Ahmed Ounaies, ancien diplomate : des clefs pour démêler l'écheveau libyen
Avec des initiatives tous azimuts qui se croisent et s'entrecroisent, la crise libyenne ressemble de plus en plus à un écheveau particulièrement emmêlé. Pour vous aider à le démêler nous vous proposons ces quelques extraits de l'interview que l'ancien ambassadeur et fin connaîsseur des relations internationales, Ahmed Ounaïes a accordée à notre consoeur Hella Lahbib de La Presse.
L’impact des dernières initiatives ( la rencontre entre Haftar et Al Sarraj s et l’entretien de Mahmoud Jibril, président de l’Alliance des forces nationales de Libye avec Caïd Essebsi)

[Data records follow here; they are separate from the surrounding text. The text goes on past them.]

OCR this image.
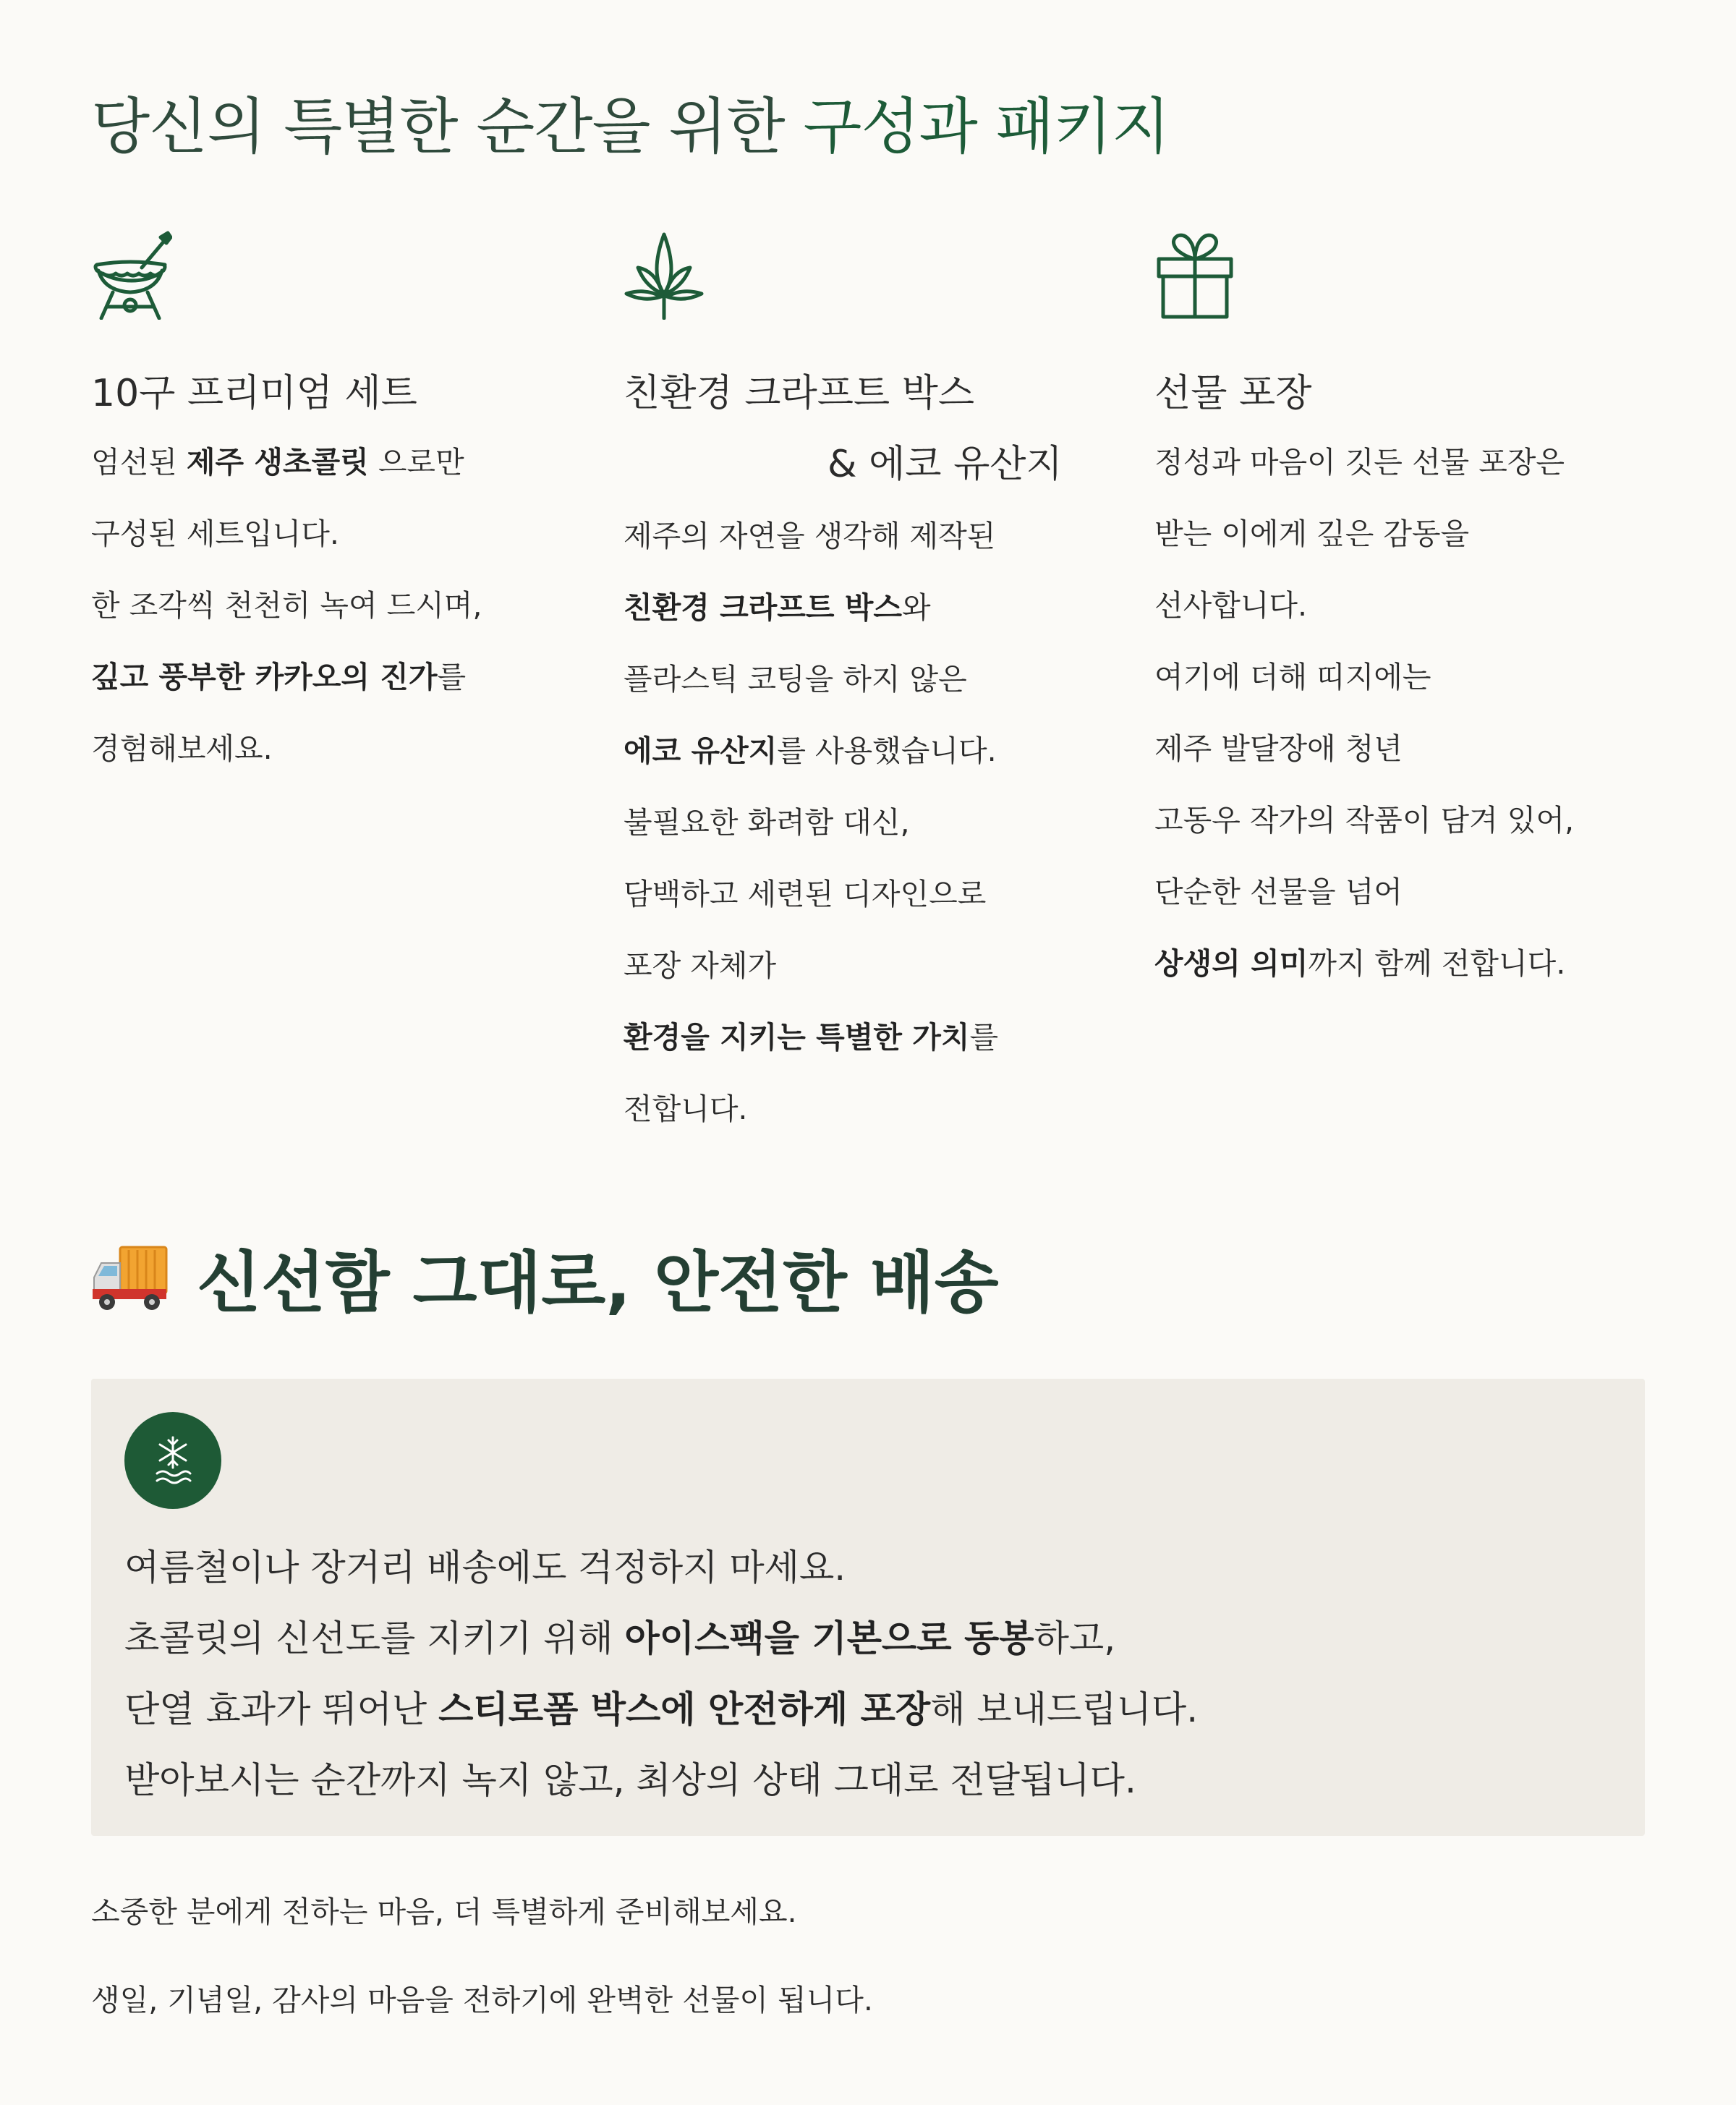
당신의 특별한 순간을 위한 구성과 패키지
10구 프리미엄 세트
엄선된 제주 생초콜릿 으로만
구성된 세트입니다.
한 조각씩 천천히 녹여 드시며,
깊고 풍부한 카카오의 진가를
경험해보세요.
친환경 크라프트 박스
& 에코 유산지
제주의 자연을 생각해 제작된
친환경 크라프트 박스와
플라스틱 코팅을 하지 않은
에코 유산지를 사용했습니다.
불필요한 화려함 대신,
담백하고 세련된 디자인으로
포장 자체가
환경을 지키는 특별한 가치를
전합니다.
선물 포장
정성과 마음이 깃든 선물 포장은
받는 이에게 깊은 감동을
선사합니다.
여기에 더해 띠지에는
제주 발달장애 청년
고동우 작가의 작품이 담겨 있어,
단순한 선물을 넘어
상생의 의미까지 함께 전합니다.
신선함 그대로, 안전한 배송
여름철이나 장거리 배송에도 걱정하지 마세요.
초콜릿의 신선도를 지키기 위해 아이스팩을 기본으로 동봉하고,
단열 효과가 뛰어난 스티로폼 박스에 안전하게 포장해 보내드립니다.
받아보시는 순간까지 녹지 않고, 최상의 상태 그대로 전달됩니다.
소중한 분에게 전하는 마음, 더 특별하게 준비해보세요.
생일, 기념일, 감사의 마음을 전하기에 완벽한 선물이 됩니다.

Ma conviction est qu’il faut garder la tête froide du fait que les initiatives européennes, française et plus récemment italienne, au cours de laquelle l’Italie a déployé en mer Méditerranée la marine militaire, ne visent pas nécessairement le règlement de la question libyenne. Elles sont plutôt dictées par une priorité européenne qui consiste à mettre un terme à l’invasion croissante de la migration illégale qui en est une, véritablement, quoique pacifique. Ces deux initiatives sont subordonnées à des priorités européennes. Dans le sillage de la démarche européenne, si jamais un dialogue fondamental pouvait s’établir entre les principaux acteurs libyens, ce ne serait pas de refus. Mais la priorité est de répondre à un impératif de sécurité devenu extrêmement pressant aux yeux des Européens.
La position tunisienne?
Le président Caïd Essebsi, à la différence des autres voisins, demande aux Libyens de ne pas prendre en considération les conseils extérieurs quels qu’ils soient. Il les invite à ouvrir des canaux de communication et à s’entendre entre eux, en tant que dirigeants nationalistes libyens appelés à cohabiter demain dans le même pays et avec le même peuple.

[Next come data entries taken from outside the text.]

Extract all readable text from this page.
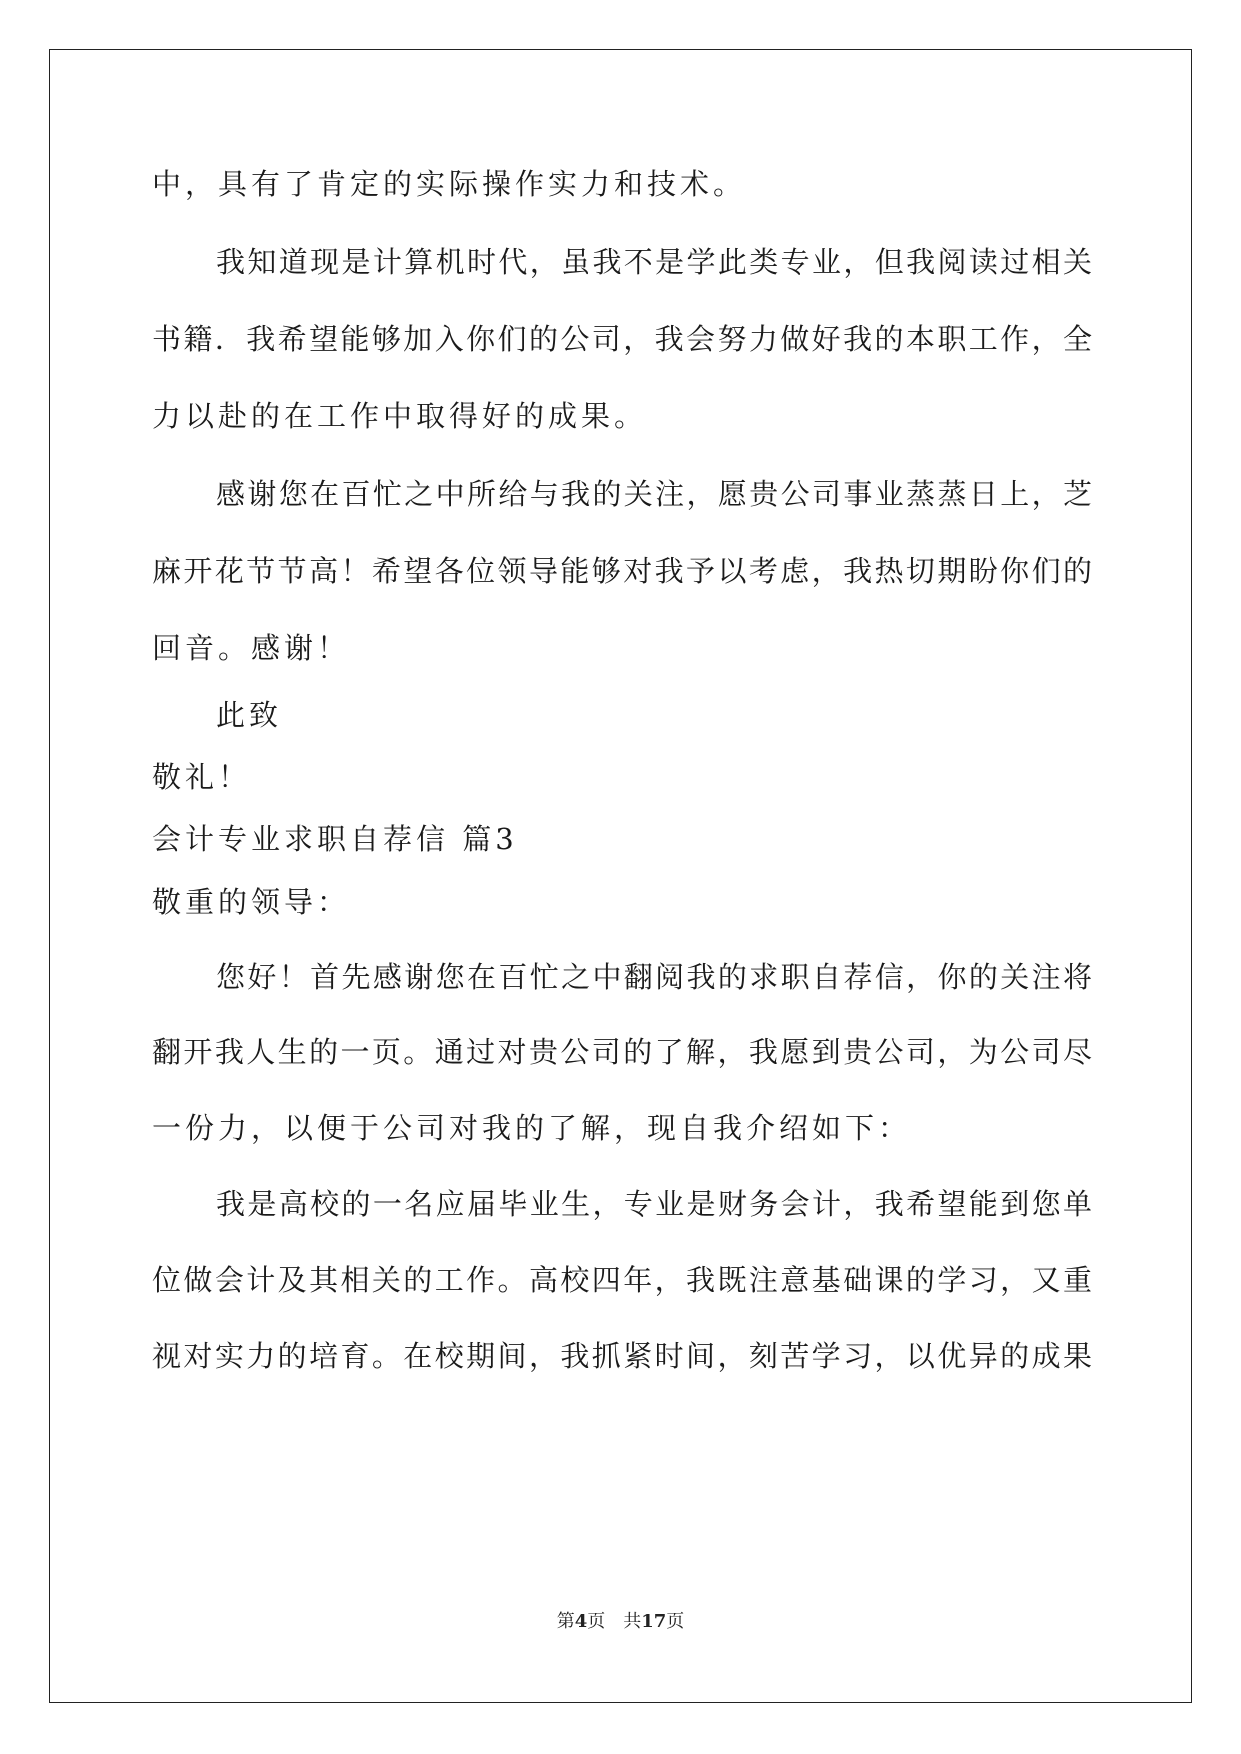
中，具有了肯定的实际操作实力和技术。
我知道现是计算机时代，虽我不是学此类专业，但我阅读过相关
书籍．我希望能够加入你们的公司，我会努力做好我的本职工作，全
力以赴的在工作中取得好的成果。
感谢您在百忙之中所给与我的关注，愿贵公司事业蒸蒸日上，芝
麻开花节节高！希望各位领导能够对我予以考虑，我热切期盼你们的
回音。感谢！
此致
敬礼！
会计专业求职自荐信 篇3
敬重的领导：
您好！首先感谢您在百忙之中翻阅我的求职自荐信，你的关注将
翻开我人生的一页。通过对贵公司的了解，我愿到贵公司，为公司尽
一份力，以便于公司对我的了解，现自我介绍如下：
我是高校的一名应届毕业生，专业是财务会计，我希望能到您单
位做会计及其相关的工作。高校四年，我既注意基础课的学习，又重
视对实力的培育。在校期间，我抓紧时间，刻苦学习，以优异的成果
第4页 共17页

Nous n’interférons pas dans les choix nationaux libyens, à la différence de l’Algérie et de l’Egypte. Ces deux pays estiment — et l’ont fait savoir — qu’une entente entre acteurs libyens qui inclurait des forces islamistes ne serait pas acceptable. Pour nous Tunisiens, cette condition signifie que la guerre en Libye ne s’arrêtera pas. En revanche, l’Egypte et l’Algérie soutiennent le général Haftar dans sa doctrine de non-admission d’éléments islamistes au sein du futur régime politique libyen. Haftar est fort de ce soutien, important, bien entendu.

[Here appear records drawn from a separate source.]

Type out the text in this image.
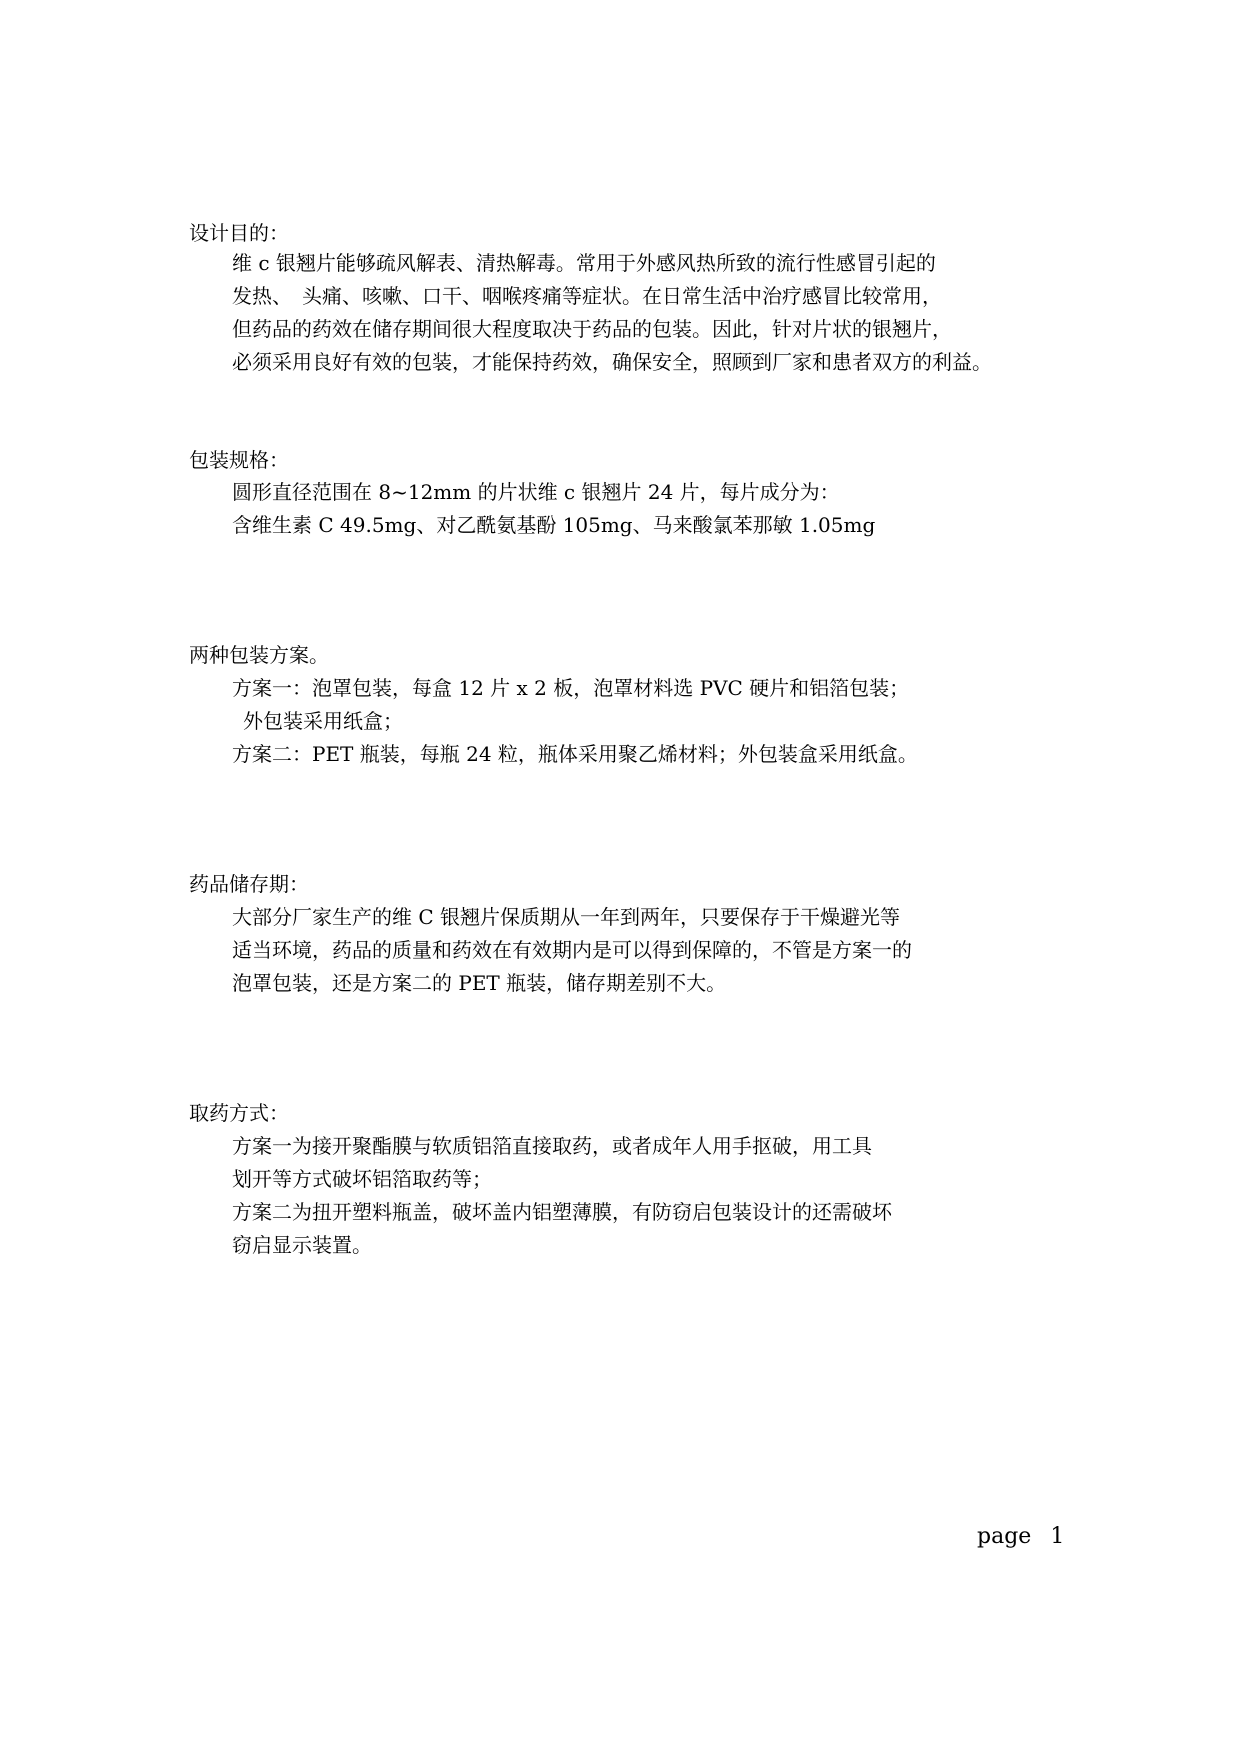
设计目的：
维 c 银翘片能够疏风解表、清热解毒。常用于外感风热所致的流行性感冒引起的
发热、　头痛、咳嗽、口干、咽喉疼痛等症状。在日常生活中治疗感冒比较常用，
但药品的药效在储存期间很大程度取决于药品的包装。因此，针对片状的银翘片，
必须采用良好有效的包装，才能保持药效，确保安全，照顾到厂家和患者双方的利益。
包装规格：
圆形直径范围在 8~12mm 的片状维 c 银翘片 24 片，每片成分为：
含维生素 C 49.5mg、对乙酰氨基酚 105mg、马来酸氯苯那敏 1.05mg
两种包装方案。
方案一：泡罩包装，每盒 12 片 x 2 板，泡罩材料选 PVC 硬片和铝箔包装；
外包装采用纸盒；
方案二：PET 瓶装，每瓶 24 粒，瓶体采用聚乙烯材料；外包装盒采用纸盒。
药品储存期：
大部分厂家生产的维 C 银翘片保质期从一年到两年，只要保存于干燥避光等
适当环境，药品的质量和药效在有效期内是可以得到保障的，不管是方案一的
泡罩包装，还是方案二的 PET 瓶装，储存期差别不大。
取药方式：
方案一为接开聚酯膜与软质铝箔直接取药，或者成年人用手抠破，用工具
划开等方式破坏铝箔取药等；
方案二为扭开塑料瓶盖，破坏盖内铝塑薄膜，有防窃启包装设计的还需破坏
窃启显示装置。
page 1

Les chances de succès de l’initiative du président français
A mon avis, elle n’a pas beaucoup de chances d’aboutir. Et pour cause, le même jour les interviews données par l’un et l’autre, Sarraj et Haftar, ont signifié clairement que sur le fond, ils ne sont pas arrivés à trouver un accord. Celui qui résiste le plus, c’est évidemment le général Haftar qui a déclaré que certains alliés de Sarraj — il vise les milices de Mesrata — ne sont pas acceptables en tant que responsables de la sécurité nationale libyenne, et ne devraient pas faire partie du futur Etat libyen. Donc l’adoption d’un communiqué commun préparé par les Français, très habile et prudent, ne les engage en rien, au-delà d’un accord de principe. Sur le plan des compromis nationaux avec les uns et les autres, rien n’est acquis. Donc la question libyenne reste entière.
Quel rôle pour Seif Al Islam
Il n’a pas d’avenir politique. Internationalement, il n’est pas reconnu. Lorsqu’il y aura un gouvernement uni qui contrôlera l’ensemble du territoire par le consensus, à ce moment-là il y aura des élections et le dernier mot incombera aux urnes. Dans les conditions actuelles où il n’y a pas de gouvernement uni, ce sont les acteurs du terrain qui disposent d’une base tribale ou d’une force militaire qui ont la force d’intervenir et sont reconnus.